Schon mit dem Vorwurf „Wenn es drauf ankommt, versagt die Mannschaft…“ fängt es an – es kommt seit Wochen „drauf an“ und wochenlang hat diese Mannschaft abgeliefert! Der Wuppertaler SV empfing uns mit der Empfehlung von 8 Siegen aus 9 Heimspielen nach der Winterpause und wurde geschlagen, RWO rief das Spiel des Jahres aus und war mit 1:4 am Ende noch gut bedient, gegen Alemannia Aachen konnte RWE den sechsten Liga-Sieg in Folge einfahren – auch das waren bereits Spiele mit unfassbarem Druck, da jede Niederlage den möglichen KO-Schlag bedeuten konnte. Wenn nun also mantraartig der Verweis auf das Ahlen-Spiel, den späten Ausgleich im Ligaspiel in Oberhausen oder die Niederlage in Köln erfolgen, um das vermeintliche eigene Versagen hervorzuheben, heißt das im Umkehrschluss: Die Siege über Wuppertal (2x), Aachen, Lippstadt (2x), Straelen (2x), Bergisch Gladbach (2x), Schlacke II, Mönchengladbach II (2x), Fortuna Köln, Bonn (2x), Wegberg-Beeck, Lotte (2x), Köln II, Homberg (2x), Rödinghausen, Oberhausen, Münster, Düsseldorf II und Ahlen seien Selbstverständlichkeiten und alles andere als eine makellose Saison angesichts eines sehr guten Regionalligakaders das totale Versagen. Selbst die hochgezüchteten Top-Teams Viktoria Köln und KFC Uerdingen konnten unseren Punkteschnitt beim Aufstieg nicht übertreffen, lediglich Rödinghausen und Verl schafften es im Vorjahr, noch konstanter punkten – allerdings in einer Saison, die nicht zu Ende gespielt wurde und aufgrund der deutlich geringeren Anzahl an Spielen keinen Vergleich zur Mammut-Saison 2020/2021 bietet.

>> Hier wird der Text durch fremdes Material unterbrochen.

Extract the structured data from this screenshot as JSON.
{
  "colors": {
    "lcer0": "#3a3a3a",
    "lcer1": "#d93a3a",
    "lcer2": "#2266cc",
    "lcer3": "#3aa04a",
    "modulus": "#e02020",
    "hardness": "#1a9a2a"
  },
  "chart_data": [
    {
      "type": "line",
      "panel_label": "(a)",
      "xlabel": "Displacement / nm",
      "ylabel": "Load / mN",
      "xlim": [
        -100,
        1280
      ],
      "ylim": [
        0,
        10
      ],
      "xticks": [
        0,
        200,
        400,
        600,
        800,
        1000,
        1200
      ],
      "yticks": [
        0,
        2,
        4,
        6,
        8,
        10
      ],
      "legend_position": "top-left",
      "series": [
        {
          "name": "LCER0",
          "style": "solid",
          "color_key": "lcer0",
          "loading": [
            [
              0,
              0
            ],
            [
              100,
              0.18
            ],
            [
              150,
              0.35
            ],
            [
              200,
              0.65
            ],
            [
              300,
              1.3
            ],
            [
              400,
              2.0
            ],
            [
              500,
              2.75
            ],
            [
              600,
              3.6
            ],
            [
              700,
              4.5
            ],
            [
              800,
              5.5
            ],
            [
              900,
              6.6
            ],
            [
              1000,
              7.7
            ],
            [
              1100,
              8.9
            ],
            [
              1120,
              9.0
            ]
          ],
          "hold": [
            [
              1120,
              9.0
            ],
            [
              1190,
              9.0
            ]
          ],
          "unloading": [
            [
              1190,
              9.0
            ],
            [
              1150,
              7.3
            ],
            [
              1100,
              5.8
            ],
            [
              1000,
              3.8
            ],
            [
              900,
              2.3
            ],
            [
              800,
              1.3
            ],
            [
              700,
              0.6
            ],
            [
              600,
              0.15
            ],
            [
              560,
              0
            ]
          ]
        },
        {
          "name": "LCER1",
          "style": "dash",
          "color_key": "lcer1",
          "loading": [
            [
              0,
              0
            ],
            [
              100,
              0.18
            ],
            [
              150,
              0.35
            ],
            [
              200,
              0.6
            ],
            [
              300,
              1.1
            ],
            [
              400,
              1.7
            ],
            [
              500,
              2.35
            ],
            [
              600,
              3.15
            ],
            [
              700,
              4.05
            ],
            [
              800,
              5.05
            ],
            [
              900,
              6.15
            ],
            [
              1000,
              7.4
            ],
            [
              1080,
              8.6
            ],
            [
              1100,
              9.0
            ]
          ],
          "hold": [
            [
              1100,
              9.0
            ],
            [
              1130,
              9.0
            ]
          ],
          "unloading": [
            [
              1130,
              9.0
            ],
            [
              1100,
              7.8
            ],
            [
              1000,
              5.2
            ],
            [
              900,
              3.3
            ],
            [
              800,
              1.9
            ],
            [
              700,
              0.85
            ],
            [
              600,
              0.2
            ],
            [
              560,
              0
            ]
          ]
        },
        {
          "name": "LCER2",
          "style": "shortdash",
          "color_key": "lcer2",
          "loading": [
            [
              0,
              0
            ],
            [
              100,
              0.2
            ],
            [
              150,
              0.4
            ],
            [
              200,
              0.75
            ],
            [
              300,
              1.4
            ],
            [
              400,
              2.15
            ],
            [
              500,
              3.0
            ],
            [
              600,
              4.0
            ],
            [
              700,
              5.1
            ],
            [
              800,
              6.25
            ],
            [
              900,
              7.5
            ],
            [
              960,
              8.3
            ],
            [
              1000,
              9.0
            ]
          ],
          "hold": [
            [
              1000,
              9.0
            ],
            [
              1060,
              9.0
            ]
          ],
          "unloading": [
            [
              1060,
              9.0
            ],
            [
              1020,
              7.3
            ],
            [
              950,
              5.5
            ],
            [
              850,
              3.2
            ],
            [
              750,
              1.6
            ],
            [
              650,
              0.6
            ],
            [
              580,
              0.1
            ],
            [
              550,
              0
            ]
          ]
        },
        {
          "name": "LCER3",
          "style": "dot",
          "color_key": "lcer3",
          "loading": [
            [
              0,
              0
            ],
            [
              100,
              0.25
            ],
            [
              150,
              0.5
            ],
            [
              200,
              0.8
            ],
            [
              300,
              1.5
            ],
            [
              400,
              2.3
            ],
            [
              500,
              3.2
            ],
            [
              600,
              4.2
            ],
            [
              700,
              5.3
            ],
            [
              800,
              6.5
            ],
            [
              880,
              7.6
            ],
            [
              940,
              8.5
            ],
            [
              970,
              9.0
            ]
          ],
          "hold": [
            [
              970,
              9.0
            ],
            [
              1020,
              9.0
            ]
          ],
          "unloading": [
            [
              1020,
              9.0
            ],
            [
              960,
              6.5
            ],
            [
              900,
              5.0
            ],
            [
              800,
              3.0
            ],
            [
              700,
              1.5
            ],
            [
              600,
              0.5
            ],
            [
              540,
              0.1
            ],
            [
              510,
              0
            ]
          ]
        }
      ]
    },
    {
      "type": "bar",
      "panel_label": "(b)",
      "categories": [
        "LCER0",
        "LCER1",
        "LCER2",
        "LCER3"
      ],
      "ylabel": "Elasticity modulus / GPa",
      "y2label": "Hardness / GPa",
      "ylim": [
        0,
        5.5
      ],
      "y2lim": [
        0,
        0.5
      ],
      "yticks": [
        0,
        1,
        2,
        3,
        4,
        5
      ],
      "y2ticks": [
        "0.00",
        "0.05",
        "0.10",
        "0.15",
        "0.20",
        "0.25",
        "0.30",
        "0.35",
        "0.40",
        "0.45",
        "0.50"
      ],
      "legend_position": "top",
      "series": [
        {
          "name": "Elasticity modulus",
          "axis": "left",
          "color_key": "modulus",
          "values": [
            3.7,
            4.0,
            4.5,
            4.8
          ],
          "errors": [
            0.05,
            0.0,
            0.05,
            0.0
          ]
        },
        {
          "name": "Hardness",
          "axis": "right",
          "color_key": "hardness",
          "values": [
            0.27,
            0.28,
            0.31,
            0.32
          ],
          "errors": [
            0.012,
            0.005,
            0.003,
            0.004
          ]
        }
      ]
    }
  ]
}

Wer also seinen Frust loswerden will, kann gerne beim DFB anfangen, der dem Nadelöhr Regionalliga-Aufstieg noch die Hürde der aufstiegsberechtigten Zweitvertretungen hinzufügt, die aufgrund der Schwankungen in den Jahrgängen munter auf- und absteigen (für den BVB II wäre es der dritte Aufstieg seit Einführung der viertklassigen Regionalliga 2008!).

Man könnte sich auch über die eigenartigen Zufälle des Lebens ärgern, wie z.B. dass Rot-Weiss Essen trotz der Corona-Ausfälle der beiden Stammkräfte Kefkir und Conde zu seinem Spiel bei Fortuna Düsseldorf II angetreten war (und mit 3:0 verlor), während die Zweitvertretung des BVB bei zwei Corona-Fällen exakt so viele Kontaktfälle in der Mannschaft ausmachte, dass die folgenden Spiele leider abgesagt werden mussten und erst jetzt nachgeholt werden können, wo ihre Stars Tigges und Knauff vom Saisonschlussspurt der ersten Mannschaft zurückgekehrt sind.

Vielleicht ist es diese Abgezocktheit der Herren Preuß und Maaßen, die sich trotz des massiven Wettbewerbsvorteils für keine Trickserei zu fein sind, die RWE am Ende zum ganz großen Wurf in diesem Jahr fehlt. Doch wäre RWE mit diesen beiden ein Verein, mit dem wir uns noch identifizieren könnten? Wohl eher nicht. Leider gilt das auch für die erwähnten Kommentarspalten, die sich so lesen, wie sich die Trainerbank des BVB II anhört. Dieser sehr kleinen (aber virtuell lauten) Minderheit stellen wir uns entschieden entgegen!

Dominik Gsell

Fotos by M.E.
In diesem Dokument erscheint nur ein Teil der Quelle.